Looking back across the years, Alfred remembers that his first significant work as a mature artist was landscape-based. These sombre, painterly landscapes emerged out of his early fascination with the materialist aesthetic of Constable. His love of Constable’s work – its earthy masses, restless energy and pantheistic spirit, are embodied in the early more naturalistic landscapes but also continue to resonate in a more abstracted form through later series of works such as the Kites. These early landscapes were exhibited at prestigious London galleries such as Driam, Beaux Arts and the Ben Uri. During this time, Alfred Harris knew and associated with Leon Kossoff and Frank Auerbach and his work was shown with Auerbach in group exhibitions.

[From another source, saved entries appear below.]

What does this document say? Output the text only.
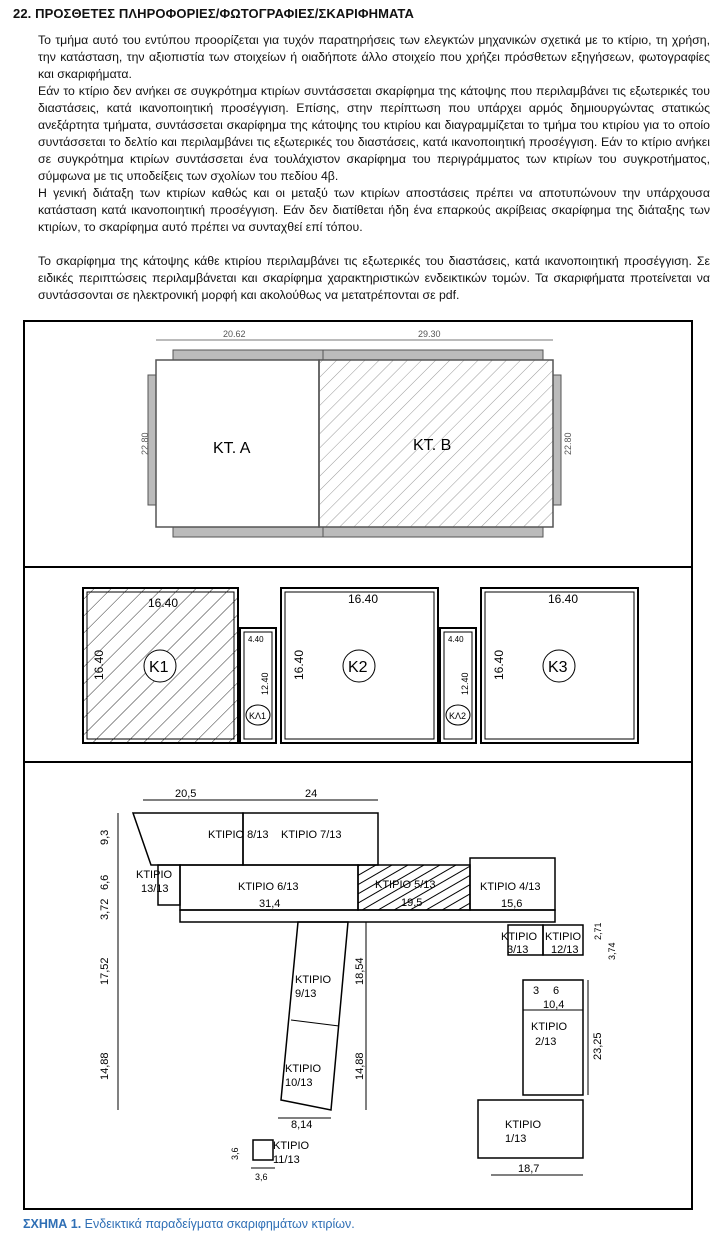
22. ΠΡΟΣΘΕΤΕΣ ΠΛΗΡΟΦΟΡΙΕΣ/ΦΩΤΟΓΡΑΦΙΕΣ/ΣΚΑΡΙΦΗΜΑΤΑ
Το τμήμα αυτό του εντύπου προορίζεται για τυχόν παρατηρήσεις των ελεγκτών μηχανικών σχετικά με το κτίριο, τη χρήση, την κατάσταση, την αξιοπιστία των στοιχείων ή οιαδήποτε άλλο στοιχείο που χρήζει πρόσθετων εξηγήσεων, φωτογραφίες και σκαριφήματα.
Εάν το κτίριο δεν ανήκει σε συγκρότημα κτιρίων συντάσσεται σκαρίφημα της κάτοψης που περιλαμβάνει τις εξωτερικές του διαστάσεις, κατά ικανοποιητική προσέγγιση. Επίσης, στην περίπτωση που υπάρχει αρμός δημιουργώντας στατικώς ανεξάρτητα τμήματα, συντάσσεται σκαρίφημα της κάτοψης του κτιρίου και διαγραμμίζεται το τμήμα του κτιρίου για το οποίο συντάσσεται το δελτίο και περιλαμβάνει τις εξωτερικές του διαστάσεις, κατά ικανοποιητική προσέγγιση. Εάν το κτίριο ανήκει σε συγκρότημα κτιρίων συντάσσεται ένα τουλάχιστον σκαρίφημα του περιγράμματος των κτιρίων του συγκροτήματος, σύμφωνα με τις υποδείξεις των σχολίων του πεδίου 4β.
Η γενική διάταξη των κτιρίων καθώς και οι μεταξύ των κτιρίων αποστάσεις πρέπει να αποτυπώνουν την υπάρχουσα κατάσταση κατά ικανοποιητική προσέγγιση. Εάν δεν διατίθεται ήδη ένα επαρκούς ακρίβειας σκαρίφημα της διάταξης των κτιρίων, το σκαρίφημα αυτό πρέπει να συνταχθεί επί τόπου.
Το σκαρίφημα της κάτοψης κάθε κτιρίου περιλαμβάνει τις εξωτερικές του διαστάσεις, κατά ικανοποιητική προσέγγιση. Σε ειδικές περιπτώσεις περιλαμβάνεται και σκαρίφημα χαρακτηριστικών ενδεικτικών τομών. Τα σκαριφήματα προτείνεται να συντάσσονται σε ηλεκτρονική μορφή και ακολούθως να μετατρέπονται σε pdf.
20.62	29.30
22.80	22.80
ΚΤ. Α	ΚΤ. Β
K1
16.40
16.40
4.40
12.40
ΚΛ1
K2
16.40
16.40
4.40
12.40
ΚΛ2
K3
16.40
16.40
20,5	24
9,3
6,6
3,72
17,52
14,88
18,54
14,88
ΚΤΙΡΙΟ 8/13 ΚΤΙΡΙΟ 7/13
ΚΤΙΡΙΟ
13/13	ΚΤΙΡΙΟ 6/13
31,4
ΚΤΙΡΙΟ 5/13
19,5
ΚΤΙΡΙΟ 4/13
15,6
ΚΤΙΡΙΟ
3/13
ΚΤΙΡΙΟ
12/13
2,71
3,74
3 6
10,4
ΚΤΙΡΙΟ
2/13	23,25
ΚΤΙΡΙΟ
9/13
ΚΤΙΡΙΟ
10/13
8,14	ΚΤΙΡΙΟ
1/13
18,7
ΚΤΙΡΙΟ
11/13
3,6
3,6
ΣΧΗΜΑ 1. Ενδεικτικά παραδείγματα σκαριφημάτων κτιρίων.
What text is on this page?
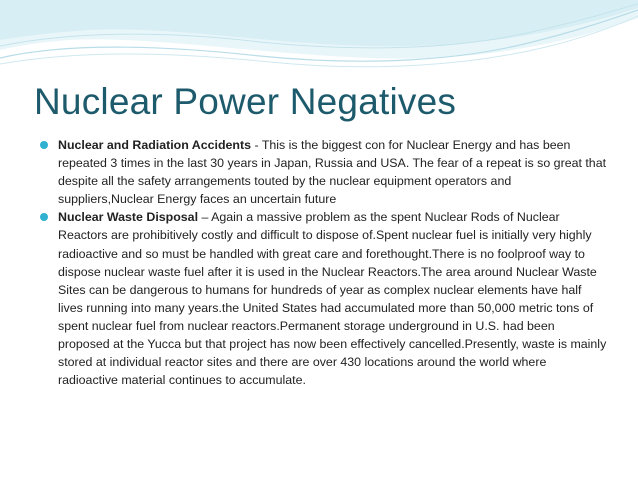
Nuclear Power Negatives
Nuclear and Radiation Accidents - This is the biggest con for Nuclear Energy and has been repeated 3 times in the last 30 years in Japan, Russia and USA. The fear of a repeat is so great that despite all the safety arrangements touted by the nuclear equipment operators and suppliers,Nuclear Energy faces an uncertain future
Nuclear Waste Disposal – Again a massive problem as the spent Nuclear Rods of Nuclear Reactors are prohibitively costly and difficult to dispose of.Spent nuclear fuel is initially very highly radioactive and so must be handled with great care and forethought.There is no foolproof way to dispose nuclear waste fuel after it is used in the Nuclear Reactors.The area around Nuclear Waste Sites can be dangerous to humans for hundreds of year as complex nuclear elements have half lives running into many years.the United States had accumulated more than 50,000 metric tons of spent nuclear fuel from nuclear reactors.Permanent storage underground in U.S. had been proposed at the Yucca but that project has now been effectively cancelled.Presently, waste is mainly stored at individual reactor sites and there are over 430 locations around the world where radioactive material continues to accumulate.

The seeking spirit and restless curiosity of Harris’s work is ageless. There is a freedom, rigour and urgency to his current work that speaks to us now and is in confluence with the growing interest in expressive and more performative approaches to art. His work has the direct, personal and live quality many are seeking as a way out of the melancholy closure of mediated and appropriated forms which have bounded our culture so tightly since the 1980s.
Unwavering in his determination to maintain creative integrity, Harris resigned from the Royal West of England Academy, and in 1988 resigned as Chairman of the Department of Art and Design Institute of Education, where he had been teaching since 1963. Harris has now taken up a fully hermetic and independent position as an artist.
Many years ago he took the last step to separate himself from the vagaries of the art world and pressures of the art market when he decided to resign from the London Group. This free spirit of independence does not mean that Harris is indifferent to ways his art communicates to people. On the contrary, he is always moved by peoples’ responses to his work. He has taken great pleasure in sharing ideas about art through teaching and Harris also thrives on the flow of requests from his friends, private collectors, students and other art world visitors to come to him and see his work hung in the studio. The studio is the site where work is conceived and made and also a site where rich debates about art and life take place. In this respect Alfred Harris is an artist’s artist like his predecessors Cezanne, Giacometti or Auerbach whose lives were centred on the daily practice of their art in the studio rather than seeking more public and institutional validation.
For seven years, beginning in the late sixties, Alfred Harris worked closely with Jacob Bornfriend and exhibited alongside him in seven major two-man shows in England and Sweden. These works were the visual component of the Uppsala Arts Festival in Sweden. Harris places significant emphasis on this creative friendship, saying of Bornfriend, 'I know of no other person who was able to talk so simply and profoundly about art. I learned more from him than from all of my teachers'. Their working relationship was symbiotic; so close at times it was hard to tell their paintings apart. On one occasion, they both signed the same work, identifying both their contributions. This affinity was intellectual and philosophical as much as technical. They both shared a philosophy of painting and believed in its significance as a means of remaking experience and in the remaking of experience, painting and drawing could offer a unique insight into human existence aspects which were impossible to convey through words.